Część 4


Z sansem znałaś się już tak z około cztery dni i chyba zalał cię miłością do słabych żartów ale najgorsze było to że wiedział jak cię rozśmieszyć ale sama miałaś na niego swoją tajną broń którą używałaś w nagłych przypadkach, no okey to może wrócimy do tego co ty robiłaś ? no to tak twoja przyjaciółka chciała żebyś zagrała przed bandą dzieci na swojej gitarze no tak szczerze to ich tak bardzo nie lubiłaś bo rok temu prawie zniszczyły ci twoją gitarę ale ocalała ale najgorsze jest to że to jest zabawa andrzejkowa i masz się przebrać za czarownicę i w tym problem był że ty nie miałaś nic takiego no i jeszcze miałaś im wróżyć eh zawsze masz pecha że musisz grać na imprezach dzieci ale miałaś nadzieje że odrobinę zmądrzały i nie musisz bać się o gitarę.

Ale na razie nic cię nie martwiło tylko myślałaś co u sansa ? ale tak się rozleniwiłaś że po prostu nawet nie chciałaś się ruszyć z miejsca na chwilę przysnęło ci się...
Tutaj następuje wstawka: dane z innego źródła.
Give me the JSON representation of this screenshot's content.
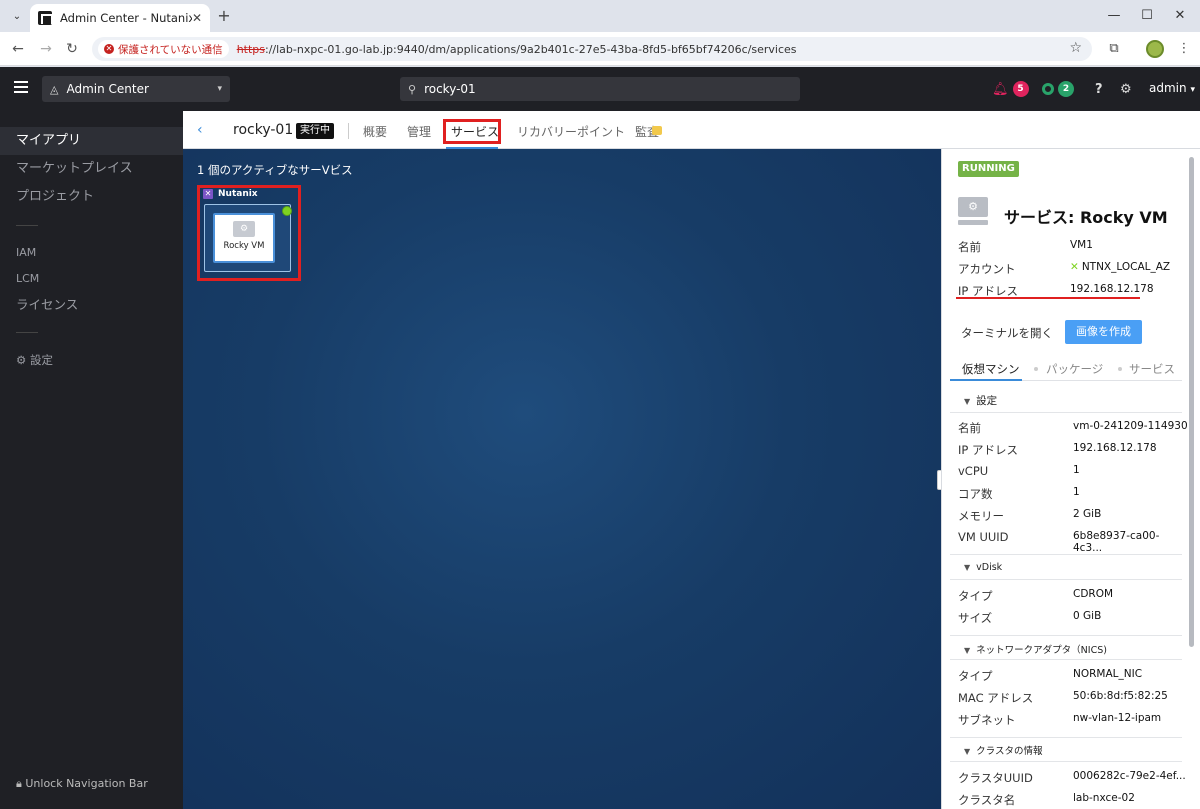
{
  "browser": {
    "tab_title": "Admin Center - Nutanix",
    "insecure_label": "保護されていない通信",
    "url_scheme": "https",
    "url_rest": "://lab-nxpc-01.go-lab.jp:9440/dm/applications/9a2b401c-27e5-43ba-8fd5-bf65bf74206c/services"
  },
  "header": {
    "app_switcher": "Admin Center",
    "search_value": "rocky-01",
    "alerts_count": "5",
    "tasks_count": "2",
    "user": "admin"
  },
  "sidebar": {
    "items": [
      "マイアプリ",
      "マーケットプレイス",
      "プロジェクト"
    ],
    "admin_items": [
      "IAM",
      "LCM",
      "ライセンス"
    ],
    "settings": "設定",
    "unlock": "Unlock Navigation Bar"
  },
  "content": {
    "app_name": "rocky-01",
    "state": "実行中",
    "tabs": [
      "概要",
      "管理",
      "サービス",
      "リカバリーポイント",
      "監査"
    ]
  },
  "canvas": {
    "title": "1 個のアクティブなサーVビス",
    "provider": "Nutanix",
    "service_name": "Rocky VM"
  },
  "panel": {
    "status": "RUNNING",
    "title": "サービス: Rocky VM",
    "summary": [
      {
        "k": "名前",
        "v": "VM1"
      },
      {
        "k": "アカウント",
        "v": "NTNX_LOCAL_AZ"
      },
      {
        "k": "IP アドレス",
        "v": "192.168.12.178"
      }
    ],
    "terminal_btn": "ターミナルを開く",
    "image_btn": "画像を作成",
    "subtabs": [
      "仮想マシン",
      "パッケージ",
      "サービス"
    ],
    "sec_settings": "設定",
    "settings_rows": [
      {
        "k": "名前",
        "v": "vm-0-241209-114930"
      },
      {
        "k": "IP アドレス",
        "v": "192.168.12.178"
      },
      {
        "k": "vCPU",
        "v": "1"
      },
      {
        "k": "コア数",
        "v": "1"
      },
      {
        "k": "メモリー",
        "v": "2 GiB"
      },
      {
        "k": "VM UUID",
        "v": "6b8e8937-ca00-4c3..."
      }
    ],
    "sec_vdisk": "vDisk",
    "vdisk_rows": [
      {
        "k": "タイプ",
        "v": "CDROM"
      },
      {
        "k": "サイズ",
        "v": "0 GiB"
      }
    ],
    "sec_nics": "ネットワークアダプタ（NICS)",
    "nic_rows": [
      {
        "k": "タイプ",
        "v": "NORMAL_NIC"
      },
      {
        "k": "MAC アドレス",
        "v": "50:6b:8d:f5:82:25"
      },
      {
        "k": "サブネット",
        "v": "nw-vlan-12-ipam"
      }
    ],
    "sec_cluster": "クラスタの情報",
    "cluster_rows": [
      {
        "k": "クラスタUUID",
        "v": "0006282c-79e2-4ef..."
      },
      {
        "k": "クラスタ名",
        "v": "lab-nxce-02"
      }
    ]
  }
}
obudziłaś się na łące ale coś ci tu nie grało byłaś tak jakby mniejsza wyglądałaś na sześciolatkę, zaczęłaś się rozglądać po miejscu w którym właśnie byłaś jak tak chwilę już siedziałaś postanowiłaś wstać i iść przed siebie bo co innego miałaś zrobić ? ale krajobraz który widziałaś był nieziemski te piękne szczyty z twojego podziwiania krajobrazu wyrwał cię ryk, odwróciłaś się a za tobą stał wielki czarny smok którego już skądś kojarzyłaś,

 chciałaś uciekać co kol wiek ale spod ziemi wyrosły pnącza które złapały cię za nogi i uniemożliwiały  ci ucieczkę próbowałaś krzyczeć prosić o pomoc... ale nikogo nie było byłaś sama z tym smokiem, stwór chwilę się na ciebie patrzył do chwili gdy nie stanęłaś w płomieniach, ból był nie miłosierny  w twoich oczach pojawiły się łzy nawet twoje błaganie jego o litość nic nie pomogło a ból narastał ale po chwili poczułaś jak by ktoś tobą trząsł ?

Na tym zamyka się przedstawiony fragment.